Posted by Korashk 8 years ago
I apologize for resubmitting a definition. I missed it when I checked.
Posted by alansson 8 years ago
"Also, if they drop ANY of my arguments, observations, sub points, value or criterion my opponent should lose this debate."

This seems highly abusive. Dropping one arguement or observation is not enough to warrant losing a debate. An LD debate is not about how many subpoints and observations you can force through (you have a lot), it is about who best proves their point. Many of your points might be 'dropped', simply because they are not very controversial. You don't even mention the word 'compulsory' in your second OR third contentions. The neg does not have to prove that immunizations are bad, only that COMPULSORY immunizations are bad.

There's nothing wrong with a lot of your points, per se, but from simply reading it I don't really see how it can prove an aff case, because you can't bring up new aff arguments in your next speech (1AR).

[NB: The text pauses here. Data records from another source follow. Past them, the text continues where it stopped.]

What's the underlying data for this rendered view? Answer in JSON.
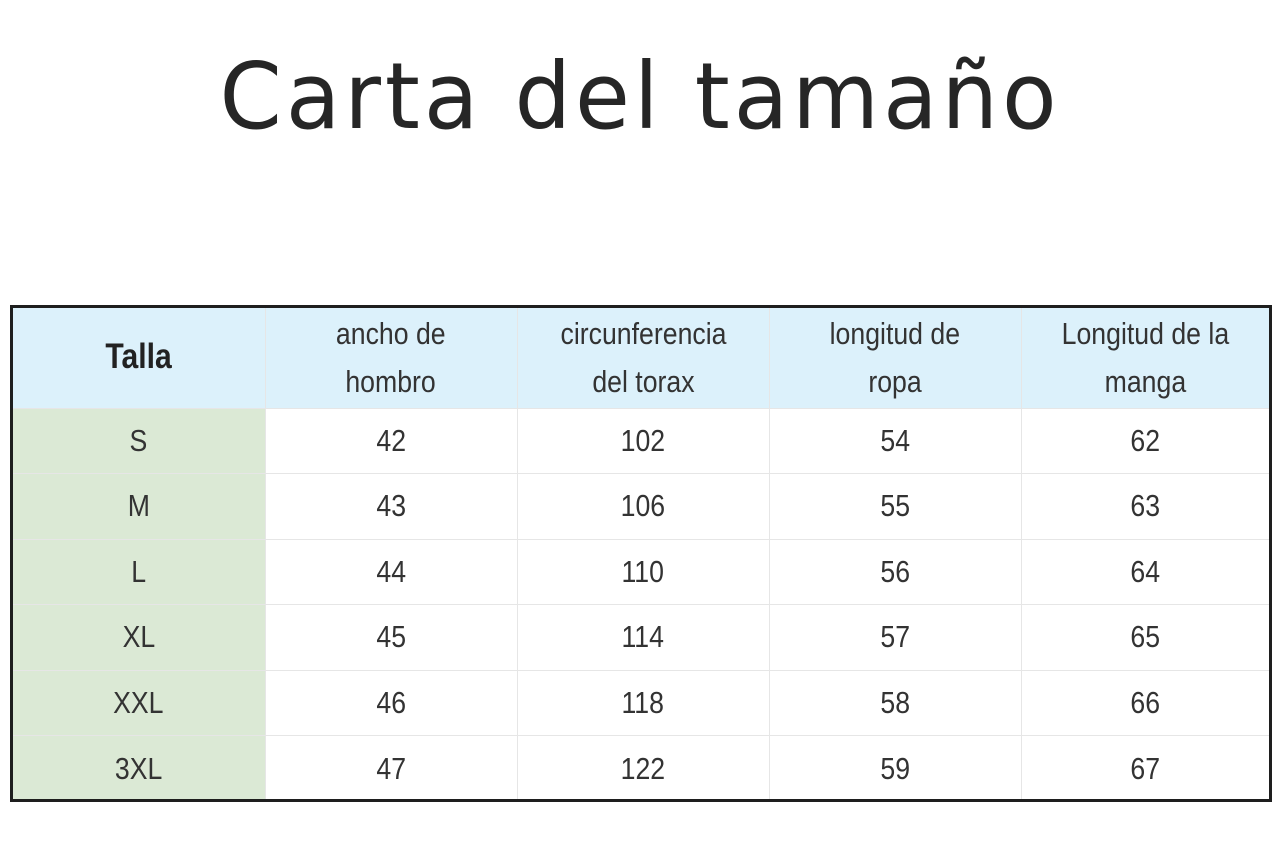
{
  "title": "Carta del tamaño",
  "table": {
    "headers": [
      {
        "line1": "Talla",
        "line2": ""
      },
      {
        "line1": "ancho de",
        "line2": "hombro"
      },
      {
        "line1": "circunferencia",
        "line2": "del torax"
      },
      {
        "line1": "longitud de",
        "line2": "ropa"
      },
      {
        "line1": "Longitud de la",
        "line2": "manga"
      }
    ],
    "rows": [
      [
        "S",
        "42",
        "102",
        "54",
        "62"
      ],
      [
        "M",
        "43",
        "106",
        "55",
        "63"
      ],
      [
        "L",
        "44",
        "110",
        "56",
        "64"
      ],
      [
        "XL",
        "45",
        "114",
        "57",
        "65"
      ],
      [
        "XXL",
        "46",
        "118",
        "58",
        "66"
      ],
      [
        "3XL",
        "47",
        "122",
        "59",
        "67"
      ]
    ]
  },
  "colors": {
    "header_bg": "#dcf1fb",
    "size_column_bg": "#dbe9d5",
    "border": "#1e1e1e",
    "text": "#333333"
  }
}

Posted by NItEMArE129 8 years ago
one time when a vaccine went wrong doesn't show that compulsory vaccinizations have historically been disastrous. plus, if they were as disastrous as you said, then why would we be using something so obviously dangerous?
Posted by tashass 8 years ago
not my point...
Okay i think i got my last conetention tho
Im going to use how is healty world is not really a happy world and have as my support heraclitus
Sounds good?
Posted by ilovgoogle 8 years ago
@tashass Check spelling.
Posted by tashass 8 years ago
im writting a Negg speech and i need help...

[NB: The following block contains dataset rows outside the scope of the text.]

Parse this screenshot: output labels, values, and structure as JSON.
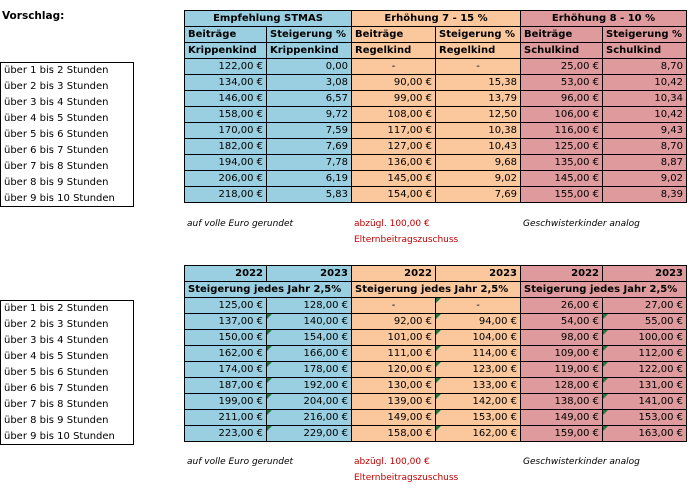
{
  "title": "Vorschlag:",
  "hours": [
    "über 1 bis 2 Stunden",
    "über 2 bis 3 Stunden",
    "über 3 bis 4 Stunden",
    "über 4 bis 5 Stunden",
    "über 5 bis 6 Stunden",
    "über 6 bis 7 Stunden",
    "über 7 bis 8 Stunden",
    "über 8 bis 9 Stunden",
    "über 9 bis 10 Stunden"
  ],
  "top": {
    "groups": [
      "Empfehlung STMAS",
      "Erhöhung 7 - 15 %",
      "Erhöhung 8 - 10 %"
    ],
    "head1": [
      "Beiträge",
      "Steigerung %",
      "Beiträge",
      "Steigerung %",
      "Beiträge",
      "Steigerung %"
    ],
    "head2": [
      "Krippenkind",
      "Krippenkind",
      "Regelkind",
      "Regelkind",
      "Schulkind",
      "Schulkind"
    ],
    "rows": [
      [
        "122,00 €",
        "0,00",
        "-",
        "-",
        "25,00 €",
        "8,70"
      ],
      [
        "134,00 €",
        "3,08",
        "90,00 €",
        "15,38",
        "53,00 €",
        "10,42"
      ],
      [
        "146,00 €",
        "6,57",
        "99,00 €",
        "13,79",
        "96,00 €",
        "10,34"
      ],
      [
        "158,00 €",
        "9,72",
        "108,00 €",
        "12,50",
        "106,00 €",
        "10,42"
      ],
      [
        "170,00 €",
        "7,59",
        "117,00 €",
        "10,38",
        "116,00 €",
        "9,43"
      ],
      [
        "182,00 €",
        "7,69",
        "127,00 €",
        "10,43",
        "125,00 €",
        "8,70"
      ],
      [
        "194,00 €",
        "7,78",
        "136,00 €",
        "9,68",
        "135,00 €",
        "8,87"
      ],
      [
        "206,00 €",
        "6,19",
        "145,00 €",
        "9,02",
        "145,00 €",
        "9,02"
      ],
      [
        "218,00 €",
        "5,83",
        "154,00 €",
        "7,69",
        "155,00 €",
        "8,39"
      ]
    ]
  },
  "bottom": {
    "years": [
      "2022",
      "2023",
      "2022",
      "2023",
      "2022",
      "2023"
    ],
    "groups": [
      "Steigerung jedes Jahr 2,5%",
      "Steigerung jedes Jahr 2,5%",
      "Steigerung jedes Jahr 2,5%"
    ],
    "rows": [
      [
        "125,00 €",
        "128,00 €",
        "-",
        "-",
        "26,00 €",
        "27,00 €"
      ],
      [
        "137,00 €",
        "140,00 €",
        "92,00 €",
        "94,00 €",
        "54,00 €",
        "55,00 €"
      ],
      [
        "150,00 €",
        "154,00 €",
        "101,00 €",
        "104,00 €",
        "98,00 €",
        "100,00 €"
      ],
      [
        "162,00 €",
        "166,00 €",
        "111,00 €",
        "114,00 €",
        "109,00 €",
        "112,00 €"
      ],
      [
        "174,00 €",
        "178,00 €",
        "120,00 €",
        "123,00 €",
        "119,00 €",
        "122,00 €"
      ],
      [
        "187,00 €",
        "192,00 €",
        "130,00 €",
        "133,00 €",
        "128,00 €",
        "131,00 €"
      ],
      [
        "199,00 €",
        "204,00 €",
        "139,00 €",
        "142,00 €",
        "138,00 €",
        "141,00 €"
      ],
      [
        "211,00 €",
        "216,00 €",
        "149,00 €",
        "153,00 €",
        "149,00 €",
        "153,00 €"
      ],
      [
        "223,00 €",
        "229,00 €",
        "158,00 €",
        "162,00 €",
        "159,00 €",
        "163,00 €"
      ]
    ]
  },
  "notes": {
    "rounded": "auf volle Euro gerundet",
    "deduct_line1": "abzügl. 100,00 €",
    "deduct_line2": "Elternbeitragszuschuss",
    "siblings": "Geschwisterkinder analog"
  },
  "colors": {
    "blue": "#99cfe0",
    "orange": "#fbc89d",
    "red": "#de9a9c",
    "marker": "#1e7a3a"
  }
}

Its for this thing i have to do for a novist
oky i have 2 contentions and i need one more..but i want a really good philosphical last contention
My first two are individual rights and safty factors of vaccinces...
any ideas for the last one?
Posted by zneuser93 8 years ago
then why dont you debate me?
Posted by wjmelements 8 years ago
The vaccination of small pox introduced HIV to the human race... and pevaded it throughout subsaharan Africa.
Posted by pcmbrown 8 years ago
smallpox no longer exists...explain plz
Posted by wjmelements 8 years ago
Historically, compulsory immunizations have been a wreck. Take Smallpox in Africa, for example.